The players awarded York a game puck after win No. 924 and he will probably get the one from No. 925 as well, Wey said. Hanging from the luxury suites at Kelley Rink, where York’s jersey has been retired, is a banner that reads: “In York We Trust — 924 — Wins.”
“Everyone knows that he’s getting close,” Wey said, adding that players don’t talk about the record — in part because of hockey’s superstitious culture but also because they know York would not approve. “Oh, my gosh. He pushes all the attention away from himself. He’s so humble all the time.”
Talking to York himself about the record is more difficult than facing a 5-on-3 advantage — part of a philosophy that he says applies to his team as well. He does not promote players for individual awards such as the Hobey Baker or All-American, and he never gave much thought to breaking the tradition for himself.
“I’m fully involved in preparing for Providence,” he said. Asked to reflect on how he’s reached this point, he said: “I’m not done, so I haven’t had a chance to look back and reflect. As hard as it is to believe. I’m not trying to sell anything. It’s just the way it is.
“I don’t think a minute goes by that at some point I’m not thankful and honored to have coached the players that I’ve coached over the years. Incredible players and assistant coaches. But it’s not because of a milestone coming. You have to be very aware of who’s with you in this thing. It’s not one guy on a cross-country chase. Whether it’s at Bowling Green or Clarkson or here, that’s always with me.”
The only time York would talk about Mason’s record, in fact, is when he was asked about Mason himself, who York replaced at Bowling Green; the two competed against each other for the next 15 years.
“He was a terrific person that really helped college hockey,” York said. “He was an icon and all of us respected him. I had to go against him all the time so I know how good he was.
“One of the things that helped me as a coach was going into Bowling Green. He had just left, but I could see the fundamentals of the program. And not just the hockey, but the alumni groups, the booster groups, the outreach that they had with the community. So all the things that Ron had with Bowling Green were there for me to analyze and look at.”
Adding crosstown rival Jack Parker — the Boston University coach and friend — to the list, York said: “Those are the guys that are keeping you on your toes. We had some incredible games versus some of Ronnie’s teams. I had a great deal of respect for him.”

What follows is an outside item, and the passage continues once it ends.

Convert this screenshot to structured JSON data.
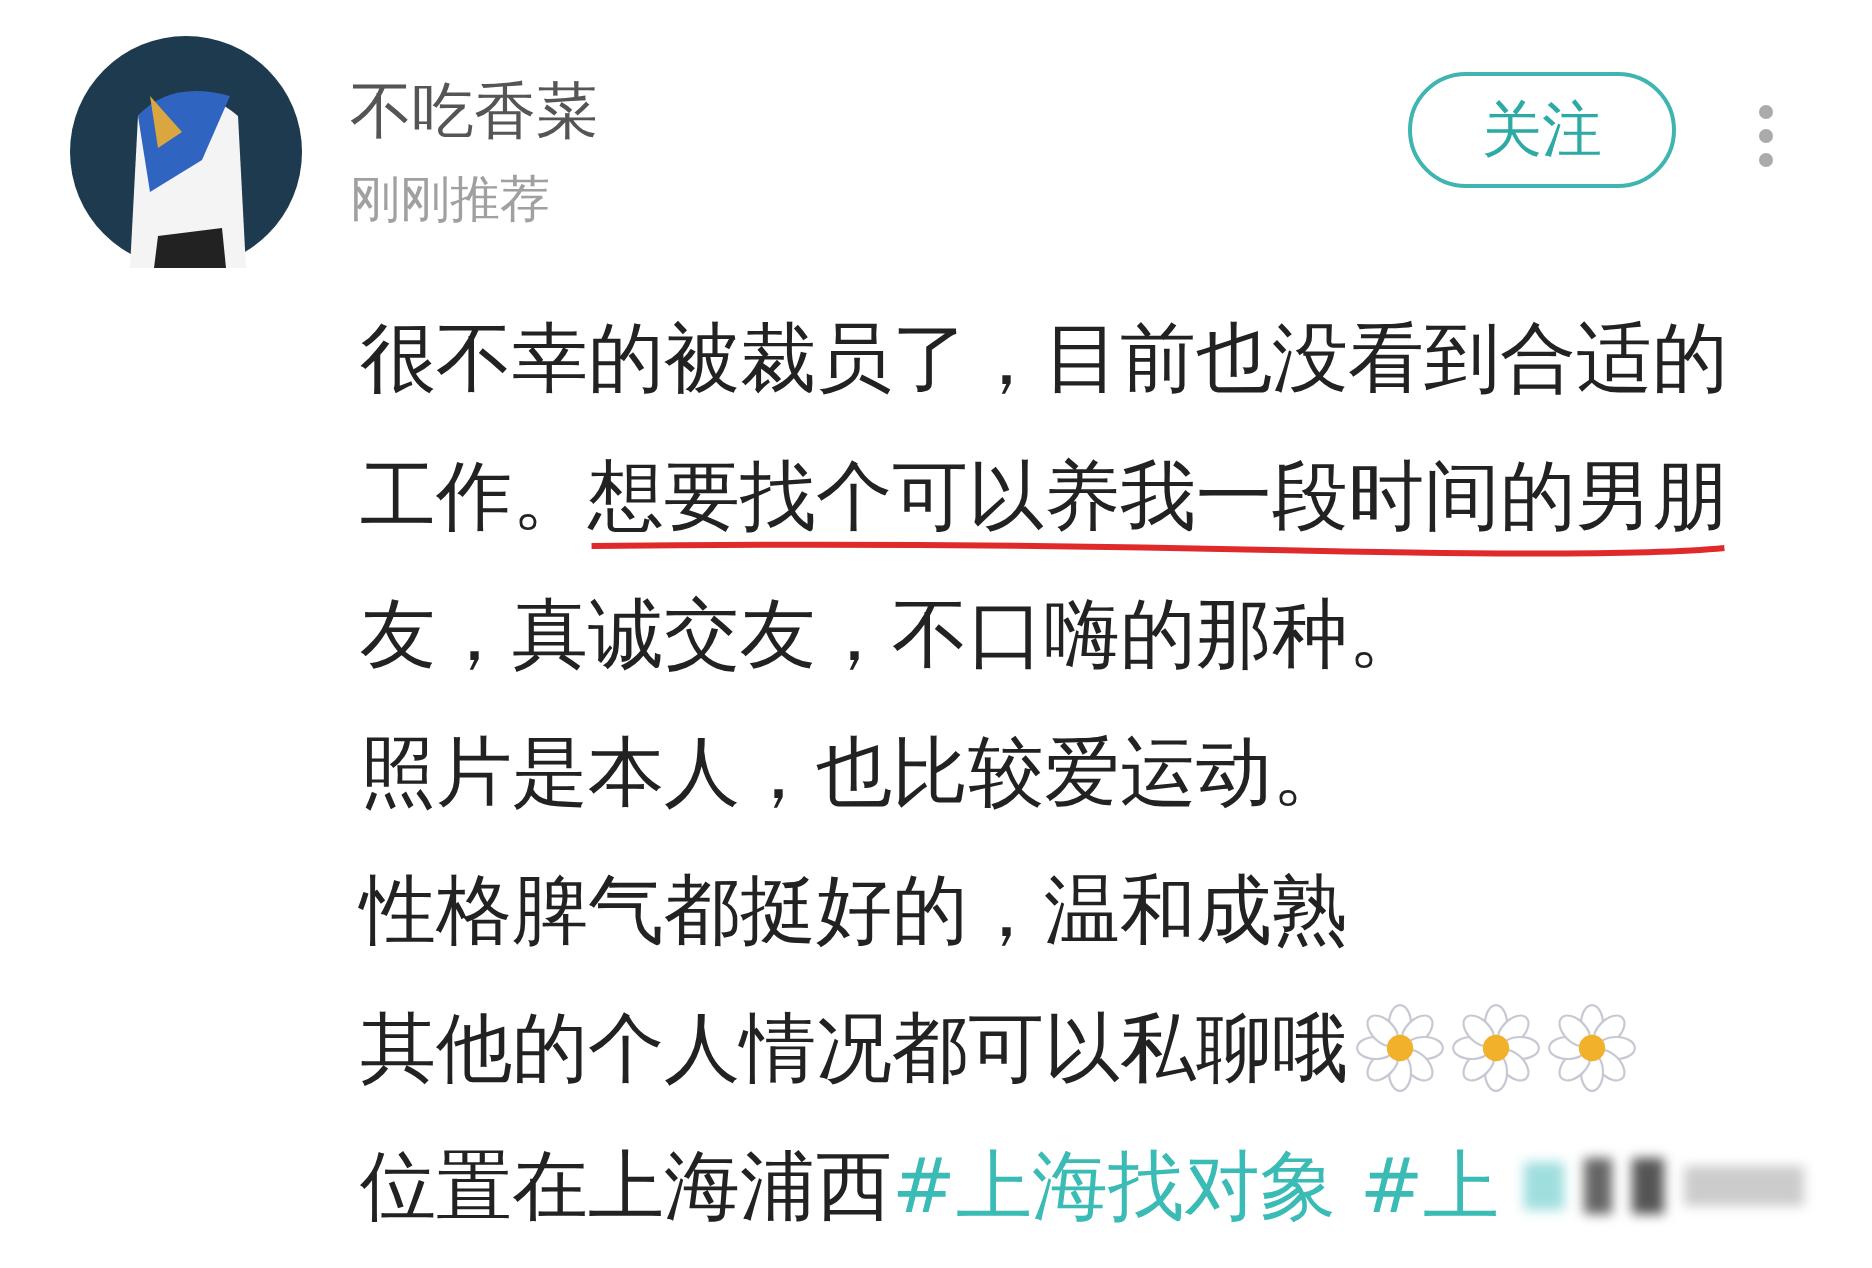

And York’s peers feel the same way.
When the school held a news conference to introduce new football coach Steve Addazio this week, he touched upon the usual highlights that drew him to BC: The beauty of the campus, the school’s academic and Jesuit mission, and his memories of watching Doug Flutie’s famous “Hail Mary” against Miami in 1984.
But, in a telling statement about the roles their respective sports hold in Chestnut Hill, he also mentioned meeting York.
“What a guy. What a coach. What a program,” Addazio gushed. “Right here on this campus, I have the opportunity to go watch a program that operates a high level, maybe the highest level for any athletic program in the country.”